In consultation with his partners and the Supervisory Board the team worked hard last year, as Herings emphasizes, to create a more distinct image (including a new corporate style), which should make the end goal of InMotion more easily understandable for outsiders as well. For InMotion’s record-breaking racing car IM/e – meanwhile renamed Fusion - is a “very cool concept, though in the end it is merely a part of the long-term vision”, formulates Herings’ co-spokesman Cas Verstappen.
In order to present a clearer picture of the future, InMotion last Tuesday night revealed its 'Vision', in which Verstappen says that all the lessons learned from the preceding two cars have come together, which the team can now elaborate on. With this concept car (a mock-up at this stage) the team, as it explains, wants to clear the last hurdle to electric mobility. After all, the basis is there, the whole battery business is booming anyway and a lot of progress has already been made, says Herings – but developments must and can be realized faster.
There is a still a lot to be gained for electric vehicles when it comes to rapid charging, as InMotion sees this.
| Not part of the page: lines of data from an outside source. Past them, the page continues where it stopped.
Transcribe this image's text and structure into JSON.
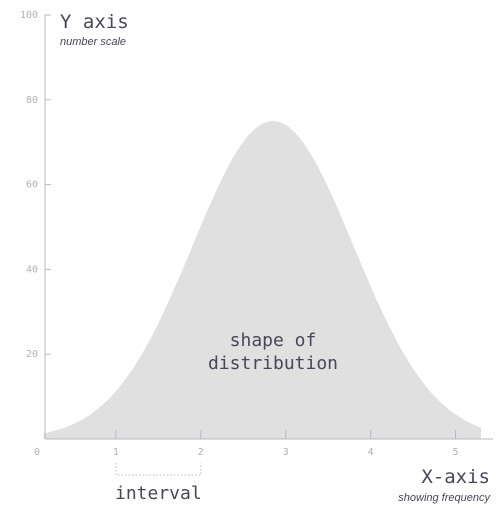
{
  "chart_data": {
    "type": "area",
    "title": "",
    "ylabel": "Y axis",
    "ylabel_sub": "number scale",
    "xlabel": "X-axis",
    "xlabel_sub": "showing frequency",
    "xlim": [
      0,
      5.5
    ],
    "ylim": [
      0,
      100
    ],
    "x_ticks": [
      0,
      1,
      2,
      3,
      4,
      5
    ],
    "y_ticks": [
      20,
      40,
      60,
      80,
      100
    ],
    "grid": false,
    "curve": {
      "mean": 2.85,
      "sd": 0.95,
      "peak": 75
    },
    "annotation": [
      "shape of",
      "distribution"
    ],
    "interval": {
      "label": "interval",
      "from": 1,
      "to": 2
    },
    "colors": {
      "area": "#e0e0e0",
      "axis": "#b8b8c0",
      "text": "#4a4558"
    }
  }
}
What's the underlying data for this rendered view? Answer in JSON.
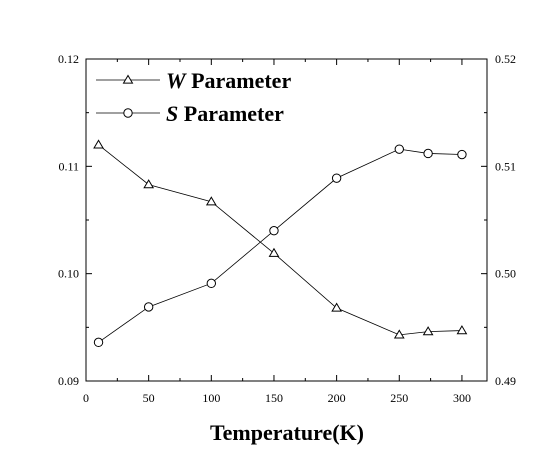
{
  "chart_data": {
    "type": "line",
    "title": "",
    "xlabel": "Temperature(K)",
    "ylabel": "",
    "y2label": "",
    "xlim": [
      0,
      320
    ],
    "xticks": [
      0,
      50,
      100,
      150,
      200,
      250,
      300
    ],
    "xtick_labels": [
      "0",
      "50",
      "100",
      "150",
      "200",
      "250",
      "300"
    ],
    "ylim": [
      0.09,
      0.12
    ],
    "yticks": [
      0.09,
      0.1,
      0.11,
      0.12
    ],
    "ytick_labels": [
      "0.09",
      "0.10",
      "0.11",
      "0.12"
    ],
    "y2lim": [
      0.49,
      0.52
    ],
    "y2ticks": [
      0.49,
      0.5,
      0.51,
      0.52
    ],
    "y2tick_labels": [
      "0.49",
      "0.50",
      "0.51",
      "0.52"
    ],
    "grid": false,
    "legend_position": "top-left",
    "series": [
      {
        "name_symbol": "W",
        "name_rest": " Parameter",
        "marker": "triangle",
        "axis": "left",
        "color": "#000000",
        "x": [
          10,
          50,
          100,
          150,
          200,
          250,
          273,
          300
        ],
        "values": [
          0.112,
          0.1083,
          0.1067,
          0.1019,
          0.0968,
          0.0943,
          0.0946,
          0.0947
        ]
      },
      {
        "name_symbol": "S",
        "name_rest": " Parameter",
        "marker": "circle",
        "axis": "right",
        "color": "#000000",
        "x": [
          10,
          50,
          100,
          150,
          200,
          250,
          273,
          300
        ],
        "values": [
          0.4936,
          0.4969,
          0.4991,
          0.504,
          0.5089,
          0.5116,
          0.5112,
          0.5111
        ]
      }
    ]
  }
}
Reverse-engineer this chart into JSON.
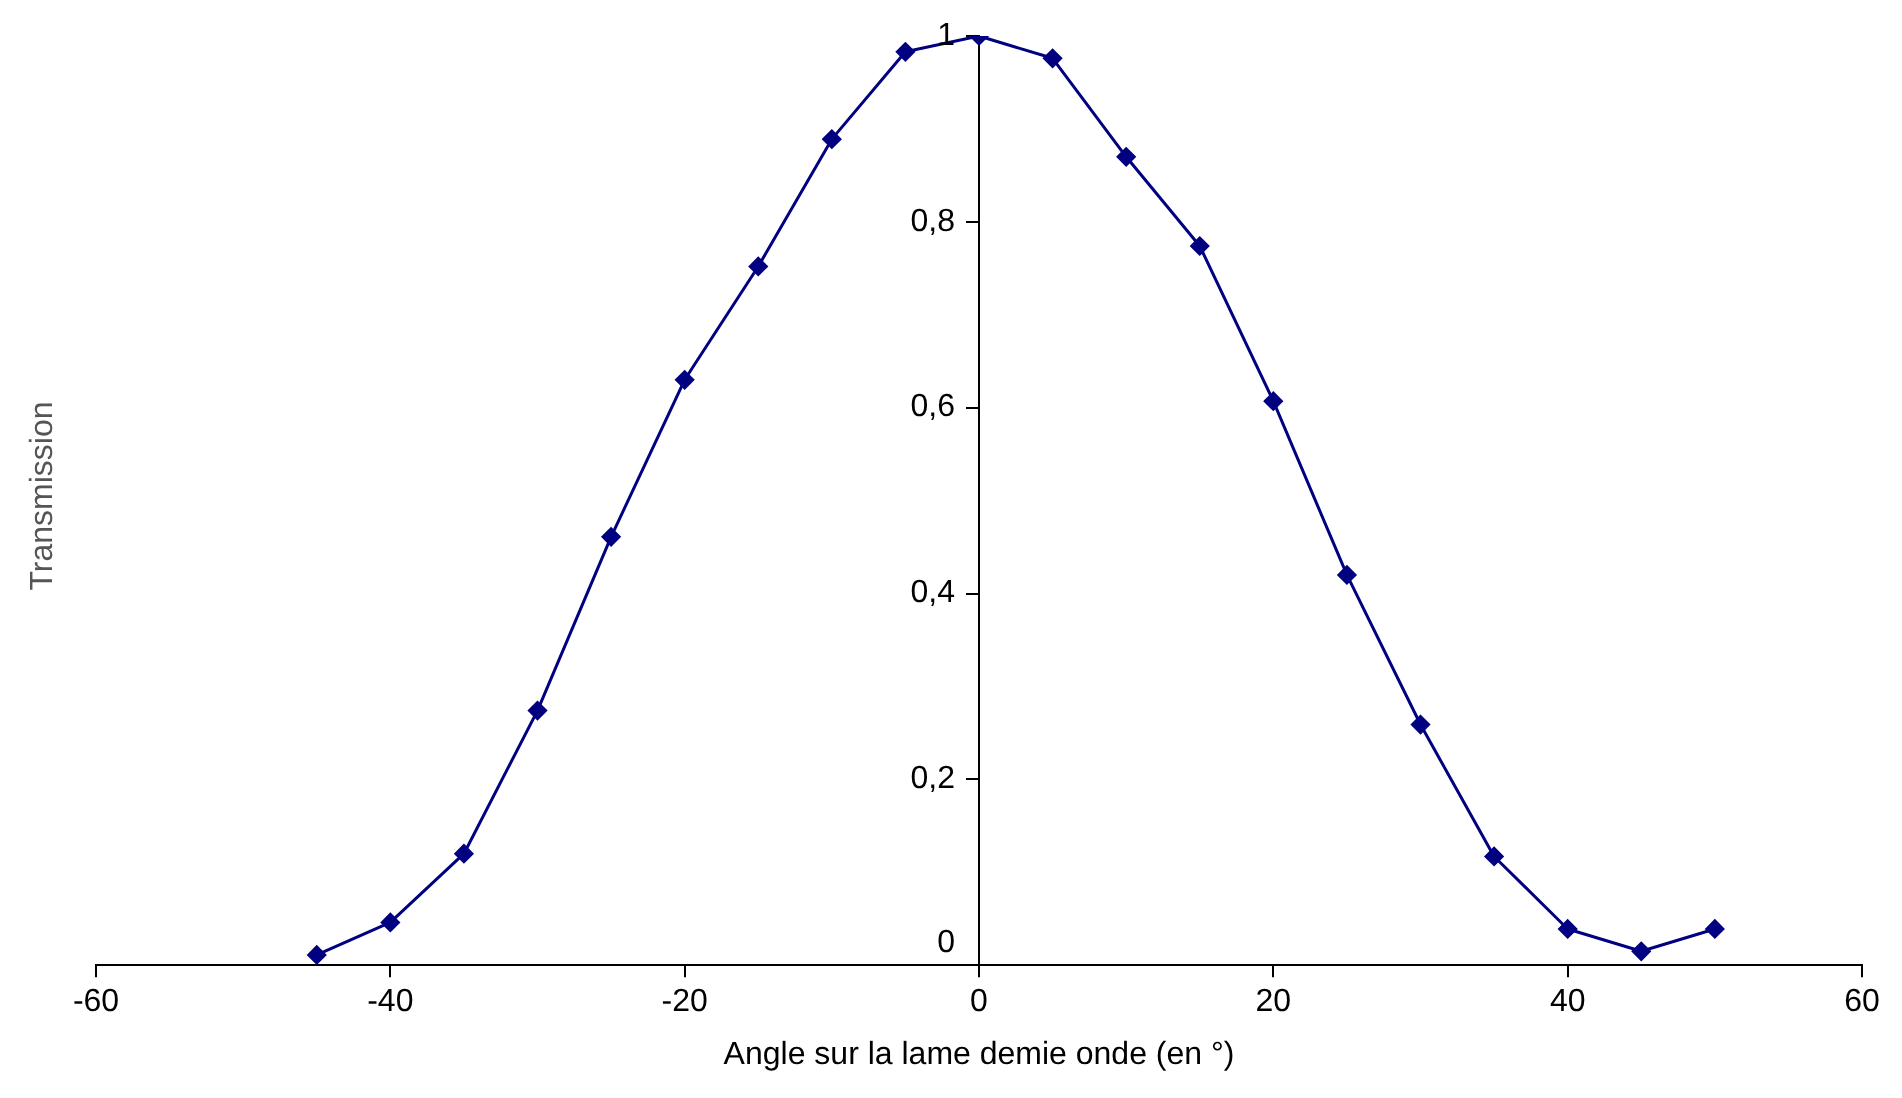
{
  "chart_data": {
    "type": "line",
    "xlabel": "Angle sur la lame demie onde (en °)",
    "ylabel": "Transmission",
    "x": [
      -45,
      -40,
      -35,
      -30,
      -25,
      -20,
      -15,
      -10,
      -5,
      0,
      5,
      10,
      15,
      20,
      25,
      30,
      35,
      40,
      45,
      50
    ],
    "series": [
      {
        "color": "#000080",
        "values": [
          0.011,
          0.046,
          0.12,
          0.274,
          0.461,
          0.63,
          0.752,
          0.889,
          0.983,
          1.0,
          0.976,
          0.87,
          0.774,
          0.607,
          0.42,
          0.259,
          0.117,
          0.039,
          0.015,
          0.039
        ]
      }
    ],
    "xlim": [
      -60,
      60
    ],
    "xticks": [
      -60,
      -40,
      -20,
      0,
      20,
      40,
      60
    ],
    "ylim": [
      0,
      1
    ],
    "yticks": [
      0,
      {
        "value": 0.2,
        "label": "0,2"
      },
      {
        "value": 0.4,
        "label": "0,4"
      },
      {
        "value": 0.6,
        "label": "0,6"
      },
      {
        "value": 0.8,
        "label": "0,8"
      },
      1
    ],
    "grid": false,
    "legend": false,
    "marker": "diamond",
    "line_style": "solid"
  }
}
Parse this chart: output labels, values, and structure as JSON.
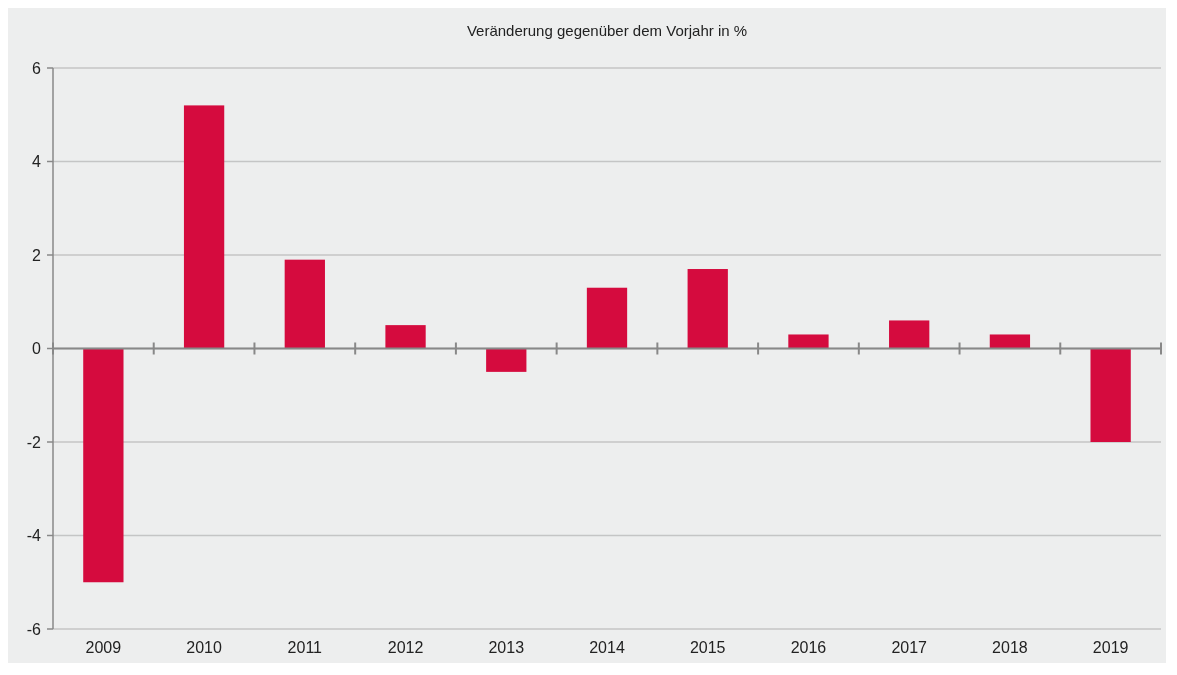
{
  "chart_data": {
    "type": "bar",
    "title": "Veränderung gegenüber dem Vorjahr in %",
    "categories": [
      "2009",
      "2010",
      "2011",
      "2012",
      "2013",
      "2014",
      "2015",
      "2016",
      "2017",
      "2018",
      "2019"
    ],
    "values": [
      -5.0,
      5.2,
      1.9,
      0.5,
      -0.5,
      1.3,
      1.7,
      0.3,
      0.6,
      0.3,
      -2.0
    ],
    "color": "#d50b3e",
    "ylim": [
      -6,
      6
    ],
    "yticks": [
      -6,
      -4,
      -2,
      0,
      2,
      4,
      6
    ],
    "grid": "y"
  }
}
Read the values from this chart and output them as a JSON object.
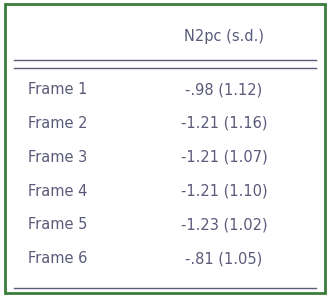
{
  "col_header": "N2pc (s.d.)",
  "rows": [
    {
      "label": "Frame 1",
      "value": "-.98 (1.12)"
    },
    {
      "label": "Frame 2",
      "value": "-1.21 (1.16)"
    },
    {
      "label": "Frame 3",
      "value": "-1.21 (1.07)"
    },
    {
      "label": "Frame 4",
      "value": "-1.21 (1.10)"
    },
    {
      "label": "Frame 5",
      "value": "-1.23 (1.02)"
    },
    {
      "label": "Frame 6",
      "value": "-.81 (1.05)"
    }
  ],
  "border_color": "#3a7d3a",
  "text_color": "#5a5a7a",
  "header_line_color": "#5a5a7a",
  "bg_color": "#ffffff",
  "font_size": 10.5
}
And that is precisely the crux of the team’s current mission: a drastic reduction in the charging time of electric vehicles. No full hour of charging batteries so as to be able subsequently to cover another four hundred kilometers, but plug in for two minutes – and GO!. “We hope that we shall within eighteen months to two years have a car with which that can be realized.”
According to Herings this is perfectly possible. “The greatest difficulty is the amount of power that needs to be fed to the car within a short time span and the heat that is released during the charging process. You also notice this when charging your mobile phone: this proceeds ever faster, but your phone does tend to become a lot hotter. The same thing applies when charging a car. To do so safely, you need to install a proper cooling system.”
Of course, a racing car like the one being developed by InMotion is not a car for consumers yet, as Verstappen is well aware. “Still, you see that there are many developments in racing, for example in Formula 1, which are soon transferred to ordinary passenger cars.” The ‘Garage 56’ of the 24 Hours of Le Mans is an example in kind, Herings adds. For that famous annual race in France, more specifically the said experimental category, is still high on InMotion’s agenda.
2023 is the year in which the student team hopes to appear at the start on the French track with its Vision. Unlike its predecessors, this new racing car will not, for that matter, be built by the students themselves from the bottom up. Verstappen: “To qualify for taking part in Le Mans, you need to have an approved, i.e. an existing chassis. At present we are looking at a number of manufacturers to see which chassis would fit into our picture best and what would be the best option for us to incorporate our fast-charge technology.”
In Herings’ opinion, the greatest challenge is in embedding the intended battery pack, because InMotion does not want to focus on lap records with its Vision, but on longer races. “The goal of the IM/e was to be extremely fast over a single lap, so as to prove that electric vehicles are indeed fast; it did not need to have so much capacity. The Vision has to be able to cover several laps on a track and should at Le Mans be capable of driving at full speed for even 24 hours; that vehicle does need that capacity indeed. So then you are dealing with greater dimensions.”
The spokesmen have every confidence that InMotion can manage the job within the time schedule sketched. “With twelve members at work full-time we have a big team at this moment, so we expect to be able to take significant steps this year.” Herings and Verstappen indicate that more work on the Fusion will be done only if that contributes to the long-term plan; otherwise this racer is going to be used for events when the occasion arises.